SYEMA WEGARI

Elisabeth Purba
Chapter #1

Selesai Sudah

 

Tidak pernah ada orang yang membayangkan kalau hari bahagia yang hanya tinggal beberapa minggu berubah menjadi neraka. Pria yang awalnya terpuruk, diangkat naik nyatanya dialah orang yang menjatuhkan dan menyayat hati hingga berkeping-keping. Begitu cepatnya orang berubah. Mengenalnya lebih dari sepuluh tahun tidaklah sebentar. Menjalin asmara bertahun tahun juga bukanlah waktu yang singkat. Menghapus airmatanya waktu itu sudah menjebak Syema menghabiskan hari-harinya berbelas kasih kepada pria itu. Rasa ini sudah membuat hilang akal. Logika tidak lagi main saat bunga-bunga asmara menghiasi hari-hari. Bodohnya, harus terjebak dalam asmara masa lalu Riki. Kepercayaan yang sia-sia, mengembannya hanya untuk menyaksikan diri terluka. Cumbu tawa dan hangatnya tubuh pria bernama Riki hanyalah beban untuk diingat.

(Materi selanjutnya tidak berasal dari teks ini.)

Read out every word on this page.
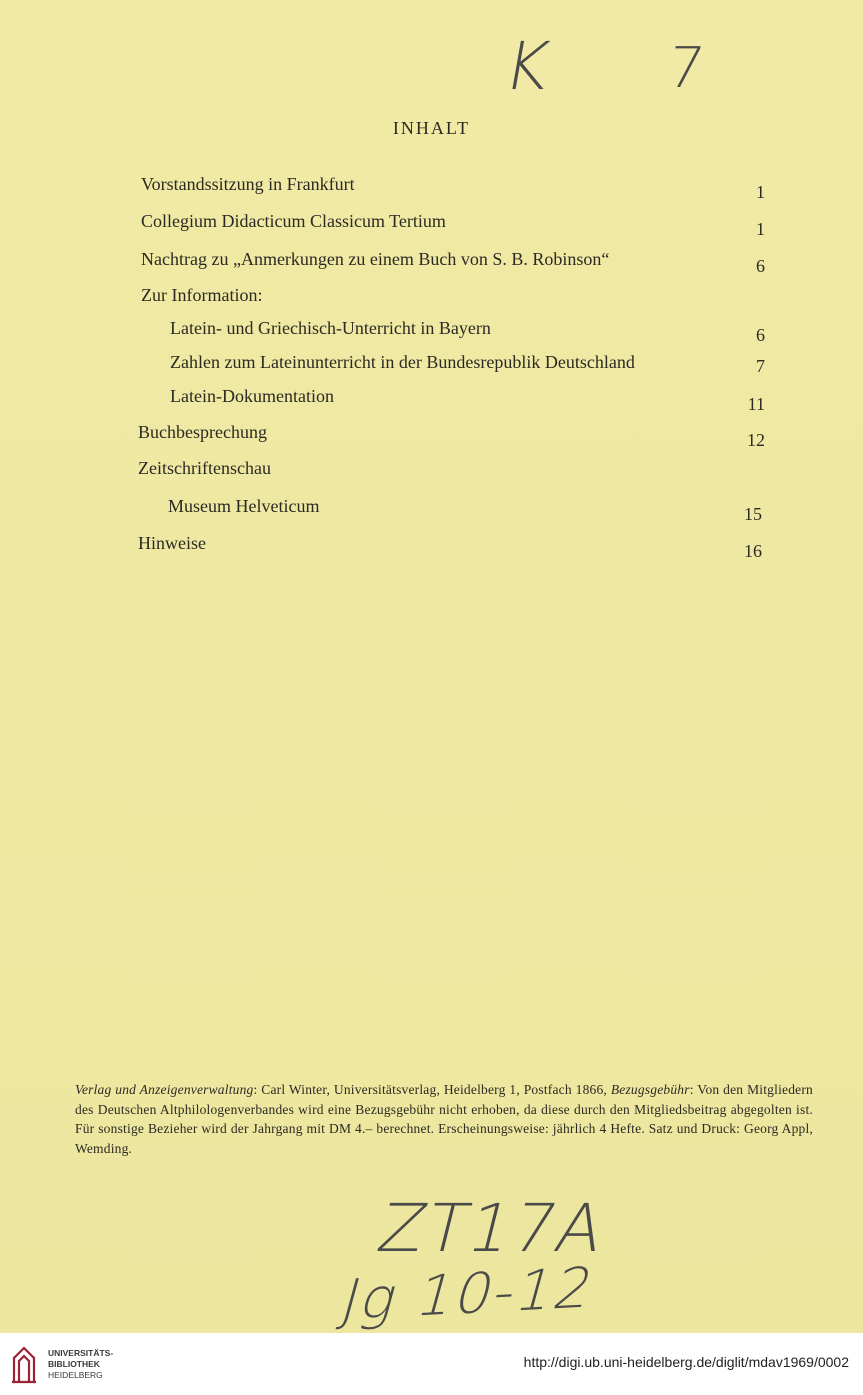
K 7
INHALT
Vorstandssitzung in Frankfurt	1
Collegium Didacticum Classicum Tertium	1
Nachtrag zu „Anmerkungen zu einem Buch von S. B. Robinson“	6
Zur Information:
Latein- und Griechisch-Unterricht in Bayern	6
Zahlen zum Lateinunterricht in der Bundesrepublik Deutschland	7
Latein-Dokumentation	11
Buchbesprechung	12
Zeitschriftenschau
Museum Helveticum	15
Hinweise	16
Verlag und Anzeigenverwaltung: Carl Winter, Universitätsverlag, Heidelberg 1, Postfach 1866, Bezugsgebühr: Von den Mitgliedern des Deutschen Altphilologenverbandes wird eine Bezugsgebühr nicht erhoben, da diese durch den Mitgliedsbeitrag abgegolten ist. Für sonstige Bezieher wird der Jahrgang mit DM 4.– berechnet. Erscheinungsweise: jährlich 4 Hefte. Satz und Druck: Georg Appl, Wemding.
ZT17A
Jg 10-12
UNIVERSITÄTS-
BIBLIOTHEK
HEIDELBERG
http://digi.ub.uni-heidelberg.de/diglit/mdav1969/0002
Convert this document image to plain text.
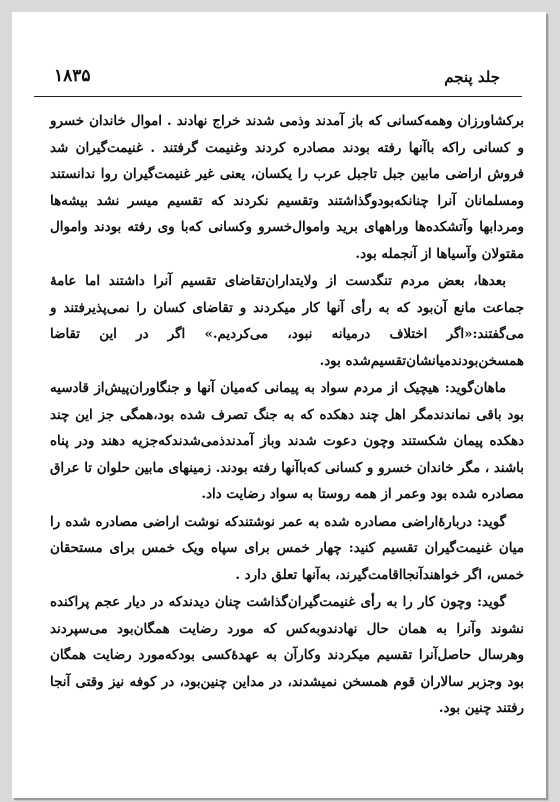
جلد پنجم
۱۸۳۵

برکشاورزان وهمه‌کسانی که باز آمدند وذمی شدند خراج نهادند . اموال خاندان خسرو و کسانی راکه باآنها رفته بودند مصادره کردند وغنیمت گرفتند . غنیمت‌گیران شد فروش اراضی مابین جبل تاجبل عرب را یکسان، یعنی غیر غنیمت‌گیران روا ندانستند ومسلمانان آنرا چنانکه‌بودوگذاشتند وتقسیم نکردند که تقسیم میسر نشد بیشه‌ها ومردابها وآتشکده‌ها وراههای برید واموال‌خسرو وکسانی که‌با وی رفته بودند واموال مقتولان وآسیاها از آنجمله بود.

بعدها، بعض مردم تنگدست از ولایتداران‌تقاضای تقسیم آنرا داشتند اما عامهٔ جماعت مانع آن‌بود که به رأی آنها کار میکردند و تقاضای کسان را نمی‌پذیرفتند و می‌گفتند:«اگر اختلاف درمیانه نبود، می‌کردیم.» اگر در این تقاضا همسخن‌بودندمیانشان‌تقسیم‌شده بود.

ماهان‌گوید: هیچیک از مردم سواد به پیمانی که‌میان آنها و جنگاوران‌پیش‌از قادسیه بود باقی نماندندمگر اهل چند دهکده که به جنگ تصرف شده بود،همگی جز این چند دهکده پیمان شکستند وچون دعوت شدند وباز آمدندذمی‌شدندکه‌جزیه دهند ودر پناه باشند ، مگر خاندان خسرو و کسانی که‌باآنها رفته بودند. زمینهای مابین حلوان تا عراق مصادره شده بود وعمر از همه روستا به سواد رضایت داد.

گوید: دربارهٔ‌اراضی مصادره شده به عمر نوشتند‌که نوشت اراضی مصادره شده را میان غنیمت‌گیران تقسیم کنید: چهار خمس برای سپاه و‌یک خمس برای مستحقان خمس، اگر خواهند‌آنجا‌اقامت‌گیرند، به‌آنها تعلق دارد .

گوید: وچون کار را به رأی غنیمت‌گیران‌گذاشت چنان دیدندکه در دیار عجم پراکنده نشوند وآنرا به همان حال نهادندوبه‌کس که مورد رضایت همگان‌بود می‌سپردند وهرسال حاصل‌آنرا تقسیم میکردند وکارآن به عهدهٔ‌کسی بودکه‌مورد رضایت همگان بود وجزبر سالاران قوم همسخن نمیشدند، در مداین چنین‌بود، در کوفه نیز وقتی آنجا رفتند چنین بود.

Laki –laki itu sama sekali tidak mendatangi Syema untuk mengucapkan sesuatu, entah apapun itu, entah caci maki atau kata perpisahan. Syema berharap agar laki-laki itu minta maaf dan mengatakan bahwa apa yang dilihat Syema waktu itu bukan apa-apa. Bahwa hubungan laki-laki itu dengan perempuan yang Syema lihat hanya sebatas teman dan tidak lebih. Namun apa yang dibayangkan Syema tidak akan terjadi. Sepertinya itu yang diingini laki-laki itu. Ia tidak mesti bersusah payah untuk mengungkapkan tentang hubungan barunya dengan perempuan itu. Pasrah dan rela bukan menjadi jawaban untuk membendung kepedihan yang dikoyak-koyak seperti cakaran singa.

“Ki, lagi di mana?”

“Lagi kerja. Nanti aja hubungi lagi ya”

“Kerja? Sudah jam istirahat begini?”

“Kerjaanku tidak bisa ditunda. Klien saya sudah datang nih”

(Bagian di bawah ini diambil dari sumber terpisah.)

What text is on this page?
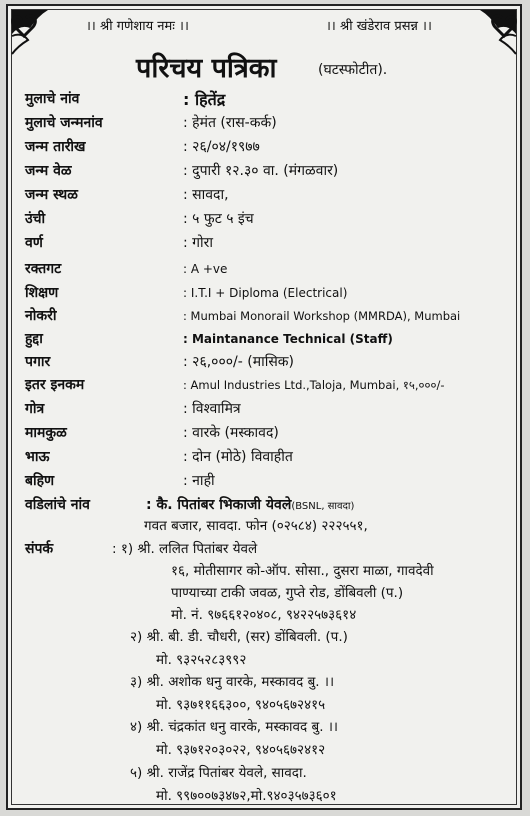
।। श्री गणेशाय नमः ।।	।। श्री खंडेराव प्रसन्न ।।
परिचय पत्रिका	(घटस्फोटीत).
मुलाचे नांव	: हितेंद्र
मुलाचे जन्मनांव	: हेमंत (रास-कर्क)
जन्म तारीख	: २६/०४/१९७७
जन्म वेळ	: दुपारी १२.३० वा. (मंगळवार)
जन्म स्थळ	: सावदा,
उंची	: ५ फुट ५ इंच
वर्ण	: गोरा
रक्तगट	: A +ve
शिक्षण	: I.T.I + Diploma (Electrical)
नोकरी	: Mumbai Monorail Workshop (MMRDA), Mumbai
हुद्दा	: Maintanance Technical (Staff)
पगार	: २६,०००/- (मासिक)
इतर इनकम	: Amul Industries Ltd.,Taloja, Mumbai, १५,०००/-
गोत्र	: विश्वामित्र
मामकुळ	: वारके (मस्कावद)
भाऊ	: दोन (मोठे) विवाहीत
बहिण	: नाही
वडिलांचे नांव	: कै. पितांबर भिकाजी येवले(BSNL, सावदा)
गवत बजार, सावदा. फोन (०२५८४) २२२५५१,
संपर्क	: १) श्री. ललित पितांबर येवले
१६, मोतीसागर को-ऑप. सोसा., दुसरा माळा, गावदेवी
पाण्याच्या टाकी जवळ, गुप्ते रोड, डोंबिवली (प.)
मो. नं. ९७६६१२०४०८, ९४२२५७३६१४
२) श्री. बी. डी. चौधरी, (सर) डोंबिवली. (प.)
मो. ९३२५२८३९९२
३) श्री. अशोक धनु वारके, मस्कावद बु. ।।
मो. ९३७११६६३००, ९४०५६७२४१५
४) श्री. चंद्रकांत धनु वारके, मस्कावद बु. ।।
मो. ९३७१२०३०२२, ९४०५६७२४१२
५) श्री. राजेंद्र पितांबर येवले, सावदा.
मो. ९९७००७३४७२,मो.९४०३५७३६०१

Telepon ditutup dalam hening. Syema hanya menatap ponselnya yang layarnya berubah menjadi gelap

***

Riki dan Syema memutuskan bertemu untuk membicarakan undangan pernikahan yang sudah dipersiapkan jauh-jauh hari. Tempat resepsi dan catering juga sudah dipersiapkan, hanya tinggal melenggak dan mempersiapkan mental menuju puncak pernikahan.

“Kok susah amat ditemui sekarang, Ki?”

“Susah apa nya, ini kan kita ketemu. Kalau bukan ketemu apa namanya?”

“Bukan begitu maksudku, akhir-akhir ini kamu cuek sekali. Bahkan kamu sudah jarang nelepon”

“Aku sibuk, Syem”

Syem, dia memanggil dengan sebutan Syem. Ada apa ini kok tiba-tiba berubah, biasanya dia panggil sayang, ujar Syema dalam hati penuh tanya. Bahkan dia sama sekali tidak menyentuh tangan Syema seperti yang biasa Riki lakukan.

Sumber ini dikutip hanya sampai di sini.